RobT:  We made it into our 11th country, Ecuador, but not before seeing one last landmark in Colombia before crossing the border. The Las Lajas Sanctuary was only about 8 km from our route, and certainly a worthwhile visit.  The stone church is built on top of a bridge that spans a canyon over the Guaitara River.  Its construction took from 1916 to 1949 and it was funded by donations from humble churchgoers.  It is claimed that the Virgin Mary appeared at this site in 1754 and it has been a place of veneration and pilgrimages ever since.

Some of plaques of gratitude for miracles performed in the lives of the faithful.

Inside the Sanctuary.

Quite a splendid structure, almost on the par with some castles in Europe.

On to Ecuador.  The exit out of Colombia was very simple.  RobC did all the legwork while I stood guard over the bikes because there were some shady characters around and we were warned by an officer about thievery.  We also changed our few remaining Colombian pesos into American dollars, which is the currency of Ecuador.  There were plenty of sketchy individuals at the border and some of those were the money changers.  One guy had a calculator and when  I gave my money to another one, this guy typed in the amount and the exchange rate and showed me what I would receive.  I knew the rate was good and I knew how much I should get for my 60,000 leftover pesos, but when he handed me 21 USD a flag went up in my head, but with so much commotion I didn' t pick up on the fact that I should really have received closer to 30 USD.  Same thing happened to RobC.  This guy with the calculator did some quick finger work because I watched him punch the keys ... and no comments about my vision please!!

Same easy process on the Ecuador side and no fees either, which was nice.

 Ecuador customs on the left.

Roberto, Ecuador (military) customs officer, who took a keen interest in our bikes.  Very friendly and he spoke pretty good English.

That's the road in northern Ecuador.  There were some spectacular photo ops but to stop on the side of the road without any shoulder was asking to become pavement pizza, so we didn't.

On the road again, this time toward Ibarra, Ecuador.  Past some very unusual small towns along the way.  Even the scenery was strange.  At one point we rode through lush green landscape, rounded a bend and into an arid valley without any greenery, only rocks and dirt, rounded another bend then back into the lush greenery.  Reached an altitude of 3300 meters (10,000 feet) and a temperature of about 10 celcius (50 F) .... and then it started raining ..... again.  The road was like any  found back home, nice, smooth two-lane black top with clear striping. 

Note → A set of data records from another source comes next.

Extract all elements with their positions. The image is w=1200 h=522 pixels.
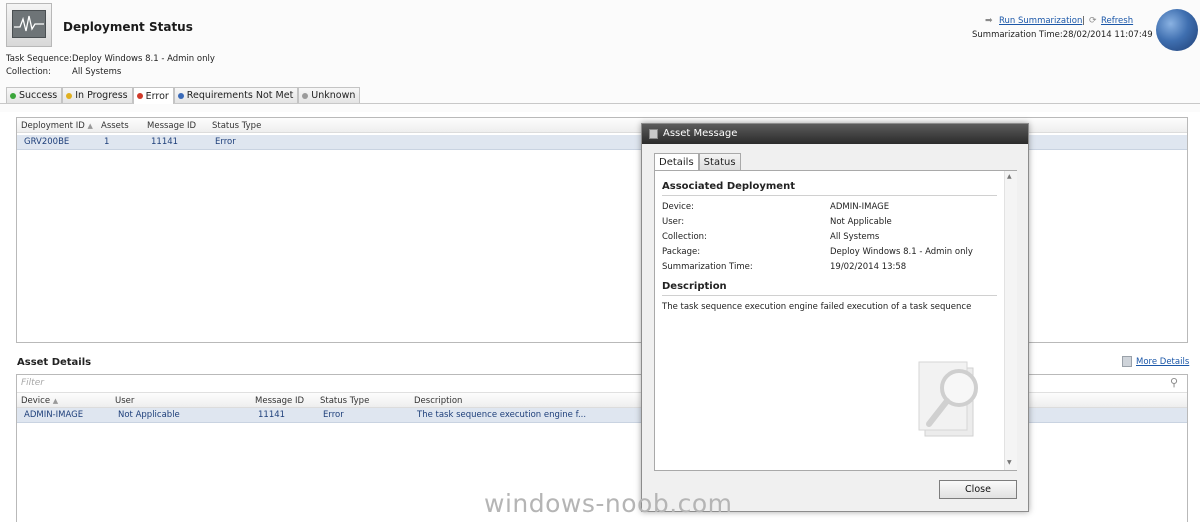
tab-status[interactable]: Status	[698, 153, 741, 170]
task-sequence-label: Task Sequence:	[6, 54, 72, 64]
refresh-icon: ⟳	[1089, 16, 1097, 26]
cell-status-type: Error	[215, 137, 236, 147]
cell-status-type: Error	[323, 410, 344, 420]
collection-value: All Systems	[830, 232, 880, 242]
cell-device: ADMIN-IMAGE	[24, 410, 84, 420]
globe-icon	[1156, 9, 1198, 51]
error-dot-icon	[136, 93, 143, 99]
filter-input[interactable]: Filter	[21, 378, 44, 388]
cell-deployment-id: GRV200BE	[24, 137, 70, 147]
tab-details[interactable]: Details	[654, 153, 699, 171]
asset-details-title: Asset Details	[17, 357, 92, 368]
package-value: Deploy Windows 8.1 - Admin only	[830, 247, 973, 257]
task-sequence-value: Deploy Windows 8.1 - Admin only	[72, 54, 215, 64]
column-header-user[interactable]: User	[115, 396, 134, 406]
in-progress-dot-icon	[66, 92, 73, 99]
cell-message-id: 11141	[151, 137, 179, 147]
dialog-scrollbar[interactable]: ▲ ▼	[1004, 171, 1017, 470]
tab-label: Requirements Not Met	[186, 90, 294, 101]
description-title: Description	[662, 281, 727, 292]
user-value: Not Applicable	[830, 217, 892, 227]
tab-label: Success	[19, 90, 58, 101]
column-header-status-type[interactable]: Status Type	[212, 121, 261, 131]
summarization-time-label: Summarization Time:	[662, 262, 753, 272]
run-arrow-icon: ➡	[985, 16, 993, 26]
requirements-dot-icon	[177, 92, 184, 99]
collection-label: Collection:	[662, 232, 707, 242]
scroll-up-icon[interactable]: ▲	[1007, 173, 1012, 180]
dialog-tabs: Details Status	[654, 153, 741, 171]
column-header-device[interactable]: Device ▲	[21, 396, 58, 406]
collection-label: Collection:	[6, 67, 51, 77]
cell-assets: 1	[104, 137, 110, 147]
column-header-message-id[interactable]: Message ID	[255, 396, 304, 406]
watermark: windows-noob.com	[484, 489, 733, 518]
page-title: Deployment Status	[63, 20, 193, 34]
section-divider	[662, 295, 997, 296]
more-details-link[interactable]: More Details	[1136, 357, 1189, 367]
status-tabs: Success In Progress Error Requirements N…	[6, 87, 361, 104]
close-button[interactable]: Close	[939, 480, 1017, 499]
package-label: Package:	[662, 247, 701, 257]
column-header-deployment-id[interactable]: Deployment ID ▲	[21, 121, 93, 131]
success-dot-icon	[10, 92, 16, 99]
tab-error[interactable]: Error	[132, 87, 174, 104]
tab-label: Error	[145, 90, 169, 102]
section-divider	[662, 195, 997, 196]
cell-message-id: 11141	[258, 410, 286, 420]
scroll-down-icon[interactable]: ▼	[1007, 459, 1012, 466]
dialog-title-bar[interactable]: Asset Message	[642, 124, 1028, 144]
refresh-link[interactable]: Refresh	[1101, 16, 1133, 26]
document-icon	[649, 129, 658, 139]
column-header-message-id[interactable]: Message ID	[147, 121, 196, 131]
description-text: The task sequence execution engine faile…	[662, 302, 972, 312]
link-separator: |	[1082, 16, 1085, 26]
user-label: User:	[662, 217, 685, 227]
deployment-status-icon	[6, 3, 52, 47]
tab-requirements-not-met[interactable]: Requirements Not Met	[173, 87, 299, 103]
dialog-title: Asset Message	[663, 128, 738, 139]
sort-ascending-icon: ▲	[52, 397, 59, 405]
associated-deployment-title: Associated Deployment	[662, 181, 795, 192]
document-icon	[1122, 356, 1132, 367]
unknown-dot-icon	[302, 92, 309, 99]
column-header-status-type[interactable]: Status Type	[320, 396, 369, 406]
cell-user: Not Applicable	[118, 410, 180, 420]
magnifier-document-icon	[918, 361, 978, 437]
tab-success[interactable]: Success	[6, 87, 63, 103]
summarization-time: Summarization Time:28/02/2014 11:07:49	[972, 30, 1153, 40]
details-panel: Associated Deployment Device: ADMIN-IMAG…	[654, 170, 1017, 471]
search-icon[interactable]: ⚲	[1170, 376, 1178, 389]
sort-ascending-icon: ▲	[87, 122, 93, 130]
tab-unknown[interactable]: Unknown	[298, 87, 361, 103]
collection-value: All Systems	[72, 67, 122, 77]
column-header-assets[interactable]: Assets	[101, 121, 129, 131]
tab-label: In Progress	[75, 90, 128, 101]
column-header-description[interactable]: Description	[414, 396, 462, 406]
asset-message-dialog: Asset Message Details Status Associated …	[641, 123, 1029, 512]
summarization-time-value: 19/02/2014 13:58	[830, 262, 907, 272]
tab-label: Unknown	[311, 90, 356, 101]
cell-description: The task sequence execution engine f...	[417, 410, 587, 420]
device-value: ADMIN-IMAGE	[830, 202, 890, 212]
tab-in-progress[interactable]: In Progress	[62, 87, 133, 103]
device-label: Device:	[662, 202, 694, 212]
run-summarization-link[interactable]: Run Summarization	[999, 16, 1082, 26]
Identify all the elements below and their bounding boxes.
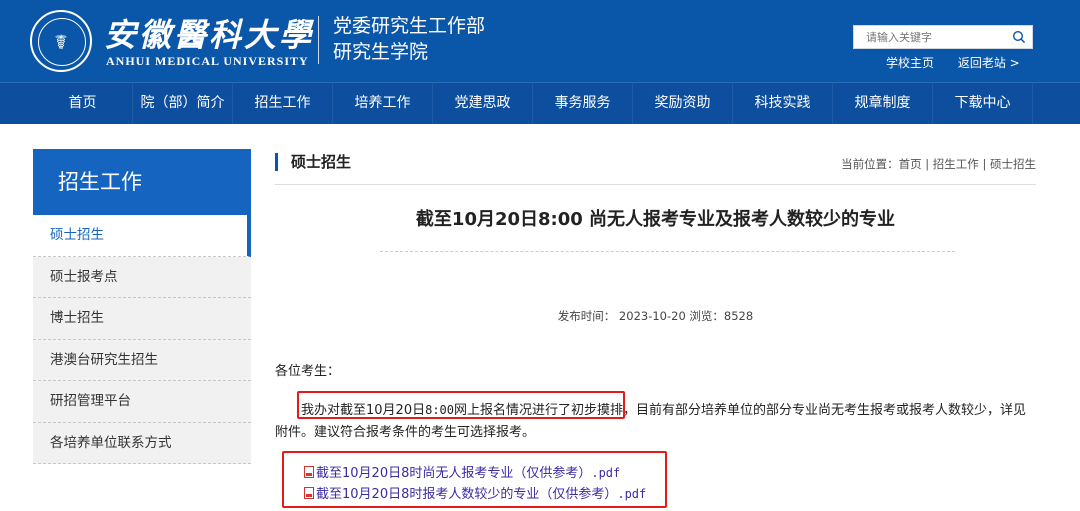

Rolled into Ibarra after dark and spent some time looking for a place to stay in the center.  Found a hostal for 10USD per night with internet, hot water, TV, secure parking and each of us a private room.  What a deal ... except the internet didn' t work, but can' t complain for 10 USD. It was actually quite a nice room.

No internet so we decided to check out the town and found ourselves in a free music festival with several bands playing local music with a rock twist complete with fireworks.  Had a couple of beers and food all for 6 USD for the both of us.  Awesome.

No, no guarding of any sort around the fireworks.  If you wanted you could walk right up to them.